Il ministro della Difesa: abbiamo detto sì alla Nato nel 2014. E le esigenze di ammodernamento sono state approvate dalla politica

L’obiettivo di portare al 2% del Pil entro il 2024 le spese militari è un impegno assunto con la Nato. E quindi il governo e il parlamento devono sostenerlo. Questo è il sunto di una lettera inviata da Lorenzo Guerini oggi a La Stampa. Il ministro della Difesa ricorda gli impegni assunti nel 2014 dai paesi membri dell’Alleanza Atlantica sul raggiungimento del 2% della spesa militare e riaffermati da tutti gli esecutivi che si sono succeduti. E poi ricorda che la reputazione e l’affidabilità sono risorse più importanti anche di quelle militari. Sottintendendo che non è possibile adesso che l’Italia si rimangi la propria parola.

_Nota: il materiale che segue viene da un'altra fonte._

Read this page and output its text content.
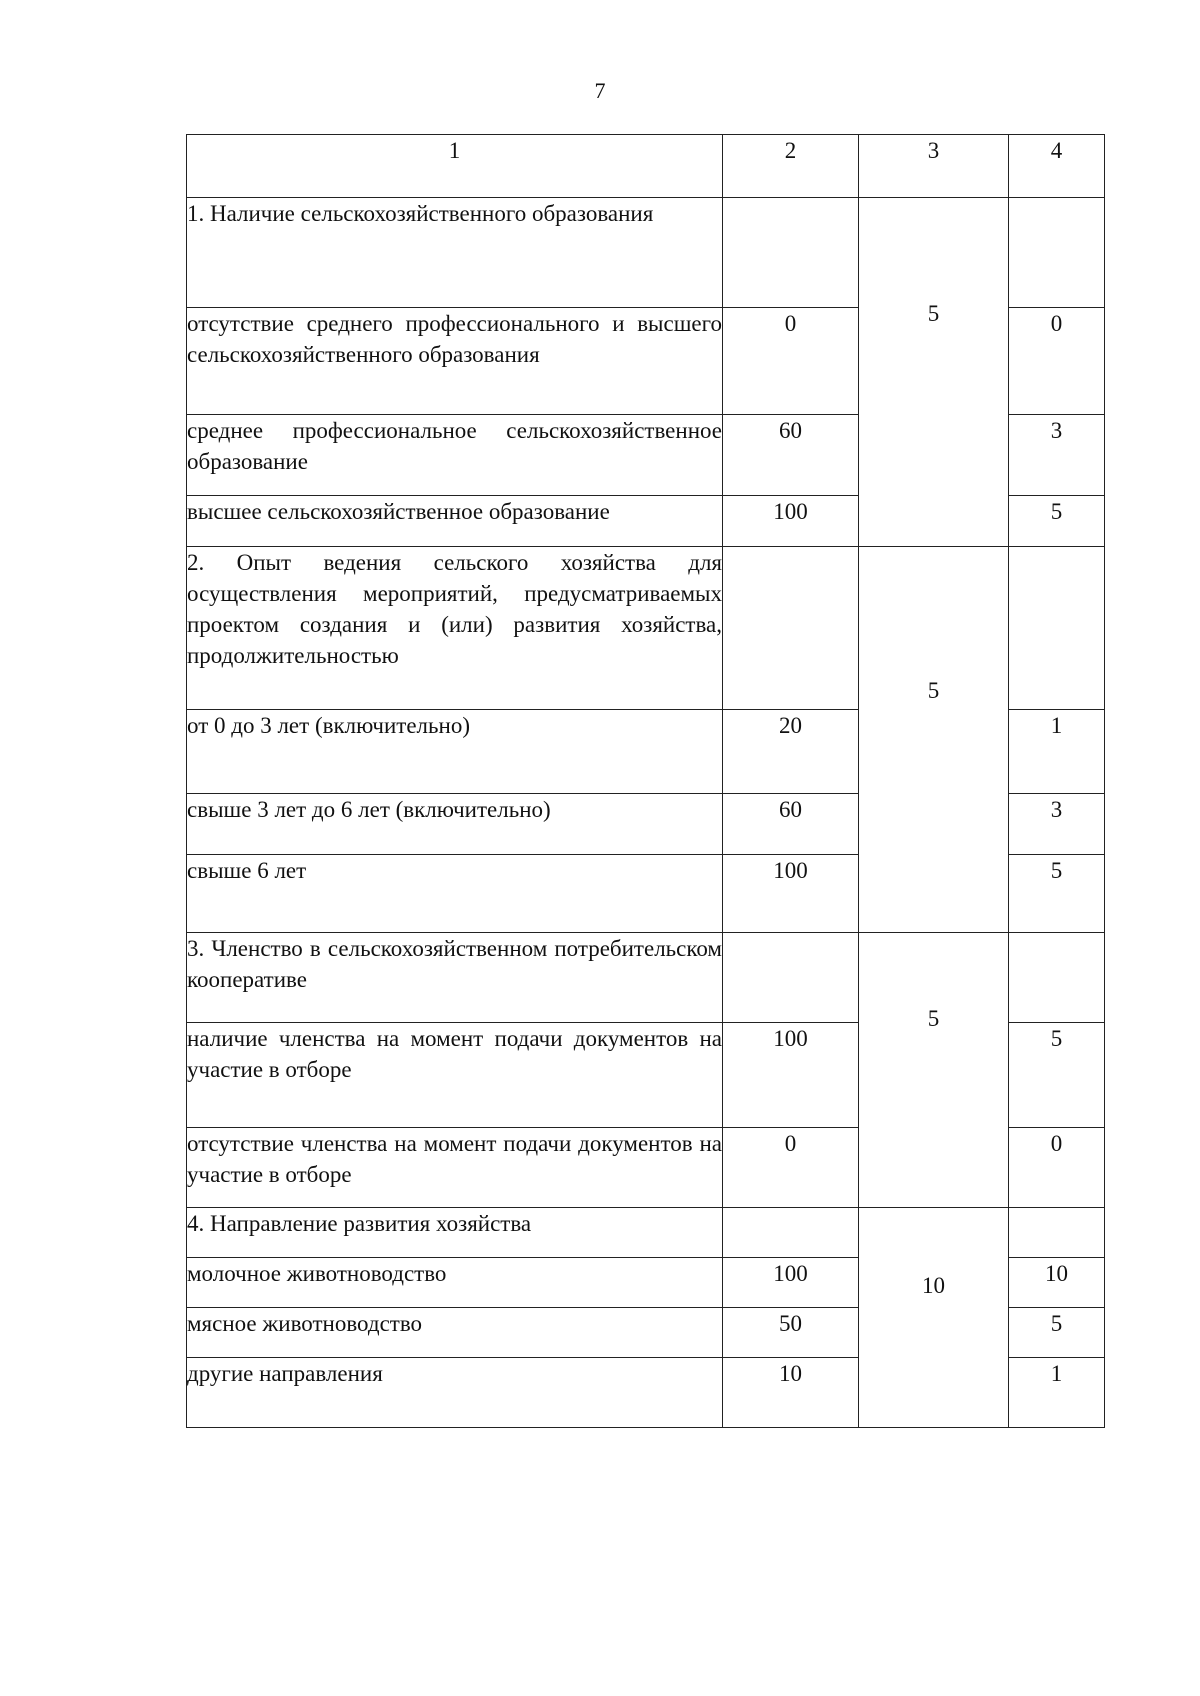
7
1	2	3	4
1. Наличие сельскохозяйственного образования		5	
отсутствие среднего профессионального и высшего сельскохозяйственного образования	0		0
среднее профессиональное сельскохозяйственное образование	60		3
высшее сельскохозяйственное образование	100		5
2. Опыт ведения сельского хозяйства для осуществления мероприятий, предусматриваемых проектом создания и (или) развития хозяйства, продолжительностью		5	
от 0 до 3 лет (включительно)	20		1
свыше 3 лет до 6 лет (включительно)	60		3
свыше 6 лет	100		5
3. Членство в сельскохозяйственном потребительском кооперативе		5	
наличие членства на момент подачи документов на участие в отборе	100		5
отсутствие членства на момент подачи документов на участие в отборе	0		0
4. Направление развития хозяйства		10	
молочное животноводство	100		10
мясное животноводство	50		5
другие направления	10		1
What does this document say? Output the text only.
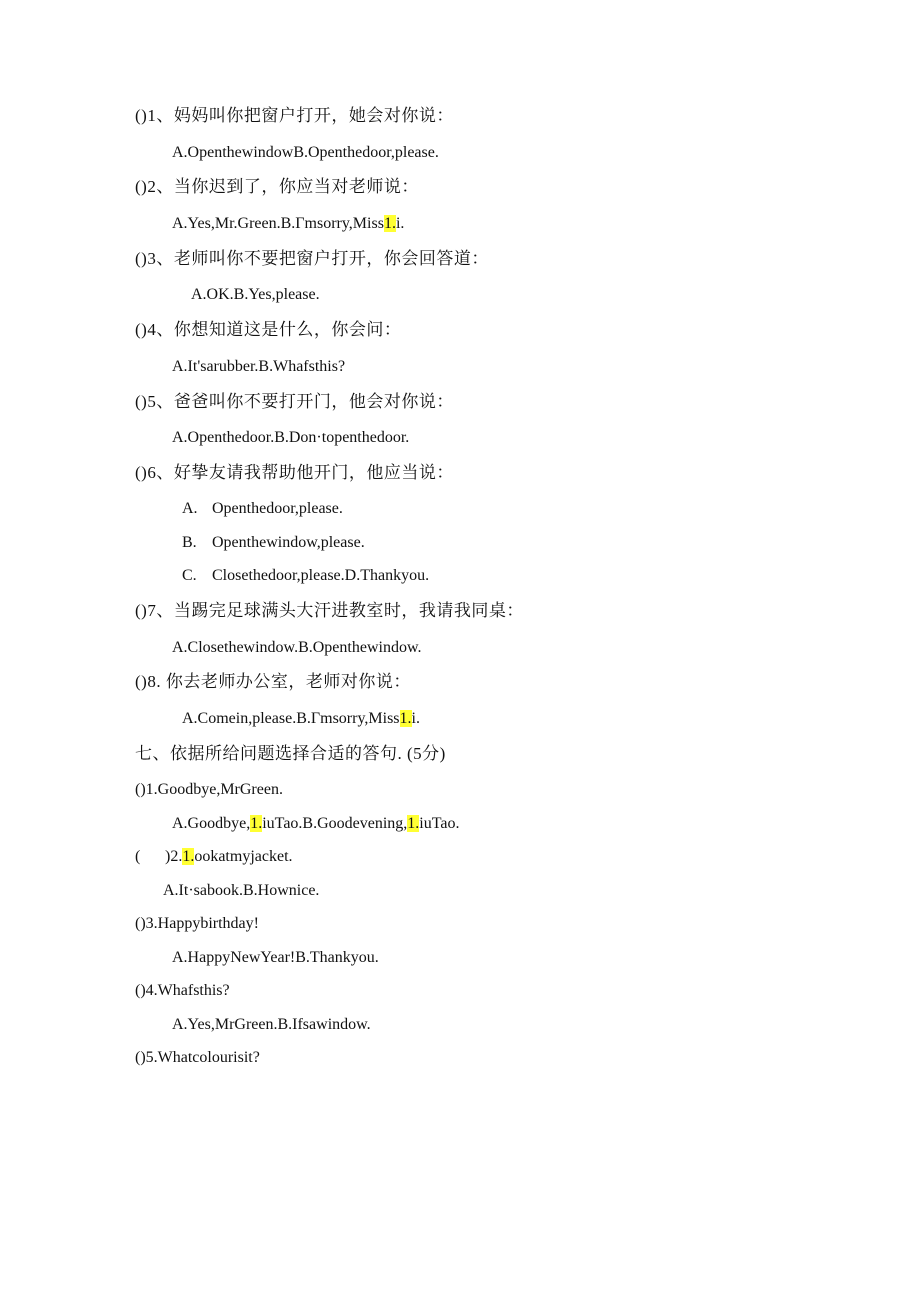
()1、妈妈叫你把窗户打开，她会对你说：
A.OpenthewindowB.Openthedoor,please.
()2、当你迟到了，你应当对老师说：
A.Yes,Mr.Green.B.Γmsorry,Miss1.i.
()3、老师叫你不要把窗户打开，你会回答道：
A.OK.B.Yes,please.
()4、你想知道这是什么，你会问：
A.It'sarubber.B.Whafsthis?
()5、爸爸叫你不要打开门，他会对你说：
A.Openthedoor.B.Don·topenthedoor.
()6、好挚友请我帮助他开门，他应当说：
A. Openthedoor,please.
B. Openthewindow,please.
C. Closethedoor,please.D.Thankyou.
()7、当踢完足球满头大汗进教室时，我请我同桌：
A.Closethewindow.B.Openthewindow.
()8. 你去老师办公室，老师对你说：
A.Comein,please.B.Γmsorry,Miss1.i.
七、依据所给问题选择合适的答句. (5分)
()1.Goodbye,MrGreen.
A.Goodbye,1.iuTao.B.Goodevening,1.iuTao.
( )2.1.ookatmyjacket.
A.It·sabook.B.Hownice.
()3.Happybirthday!
A.HappyNewYear!B.Thankyou.
()4.Whafsthis?
A.Yes,MrGreen.B.Ifsawindow.
()5.Whatcolourisit?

Per il responsabile della Difesa le esigenze di ammodernamento «sono da anni al centro dei richiami che non solo gli specialisti di settore, non solo i vertici militari della Difesa e delle Forze Armate, hanno più volte evidenziato». E sono anche presenti in molte analisi del parlamento, insieme agli inviti a darsi da fare. Il bilancio ordinario della Difesa appare deficitario «in confronto a quelli di altri Paesi europei, ad esempio la Francia o addirittura la Germania», mentre l’ammodernamento delle forze armate servirà a «confermare il ruolo dell’Italia nella costruzione della Difesa europea oltre che membro importante dell’Alleanza atlantica».

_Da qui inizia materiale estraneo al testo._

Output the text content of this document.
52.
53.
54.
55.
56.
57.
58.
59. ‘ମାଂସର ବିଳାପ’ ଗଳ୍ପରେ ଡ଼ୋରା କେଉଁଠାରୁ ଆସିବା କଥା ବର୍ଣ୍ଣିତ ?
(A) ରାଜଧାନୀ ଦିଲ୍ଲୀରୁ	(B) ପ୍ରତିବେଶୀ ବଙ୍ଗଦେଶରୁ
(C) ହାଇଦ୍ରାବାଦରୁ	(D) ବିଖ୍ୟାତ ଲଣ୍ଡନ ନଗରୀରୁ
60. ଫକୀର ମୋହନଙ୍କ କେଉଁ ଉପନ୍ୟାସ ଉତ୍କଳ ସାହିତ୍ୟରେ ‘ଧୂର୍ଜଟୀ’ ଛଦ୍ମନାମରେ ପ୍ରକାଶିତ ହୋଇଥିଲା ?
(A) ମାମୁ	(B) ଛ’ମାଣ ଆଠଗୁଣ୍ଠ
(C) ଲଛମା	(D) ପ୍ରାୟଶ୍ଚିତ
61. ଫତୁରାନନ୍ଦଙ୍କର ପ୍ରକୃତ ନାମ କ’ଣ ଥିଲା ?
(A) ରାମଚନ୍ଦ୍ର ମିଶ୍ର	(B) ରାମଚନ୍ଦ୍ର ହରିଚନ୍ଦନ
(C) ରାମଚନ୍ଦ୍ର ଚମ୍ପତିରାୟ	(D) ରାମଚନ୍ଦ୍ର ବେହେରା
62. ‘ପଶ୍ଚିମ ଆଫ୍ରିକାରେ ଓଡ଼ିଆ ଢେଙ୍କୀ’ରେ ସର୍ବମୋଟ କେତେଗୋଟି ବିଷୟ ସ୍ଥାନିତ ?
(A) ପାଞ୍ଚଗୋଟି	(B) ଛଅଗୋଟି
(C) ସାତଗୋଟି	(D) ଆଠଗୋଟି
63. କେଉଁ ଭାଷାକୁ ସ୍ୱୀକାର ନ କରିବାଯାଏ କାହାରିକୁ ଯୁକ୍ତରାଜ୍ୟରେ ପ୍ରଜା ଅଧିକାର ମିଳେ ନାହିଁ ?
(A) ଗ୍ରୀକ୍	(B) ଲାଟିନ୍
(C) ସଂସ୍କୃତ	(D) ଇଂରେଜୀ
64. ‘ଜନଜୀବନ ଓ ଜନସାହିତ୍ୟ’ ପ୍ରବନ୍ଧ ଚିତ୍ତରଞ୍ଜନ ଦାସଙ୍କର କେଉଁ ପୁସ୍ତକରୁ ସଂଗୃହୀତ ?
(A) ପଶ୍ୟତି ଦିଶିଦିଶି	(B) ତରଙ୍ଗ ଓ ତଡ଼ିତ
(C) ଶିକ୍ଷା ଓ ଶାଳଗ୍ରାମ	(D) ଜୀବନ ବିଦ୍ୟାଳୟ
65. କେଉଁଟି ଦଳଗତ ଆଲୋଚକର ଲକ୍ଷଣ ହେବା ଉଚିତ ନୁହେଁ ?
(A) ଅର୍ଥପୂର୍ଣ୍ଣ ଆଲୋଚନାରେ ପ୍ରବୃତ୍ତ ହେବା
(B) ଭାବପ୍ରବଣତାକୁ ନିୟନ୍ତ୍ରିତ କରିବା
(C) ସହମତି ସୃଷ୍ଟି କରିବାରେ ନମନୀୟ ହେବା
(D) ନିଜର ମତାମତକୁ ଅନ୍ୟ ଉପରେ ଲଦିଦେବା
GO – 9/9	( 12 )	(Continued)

Si tratta quindi, conclude Guerini, «di continuare su questa strada, con gradualità e costanza, tenendo conto dei vincoli finanziari con cui ci dobbiamo confrontare, ma mantenendo chiara la direzione di marcia che l’Italia intende percorrere se vuole confermarsi un attore credibile ed affidabile nell’ambito delle relazioni internazionali e mostrarsi consapevole delle responsabilità che derivano dallo scenario internazionale nel quale ci troviamo. Sono certo che il confronto politico sarà all’altezza rifuggendo da tentazioni di piegare questioni tanto rilevanti, in un senso o nell’altro, a esigenze politiche o elettorali che, seppur comprensibili, rischiano di essere di corto respiro».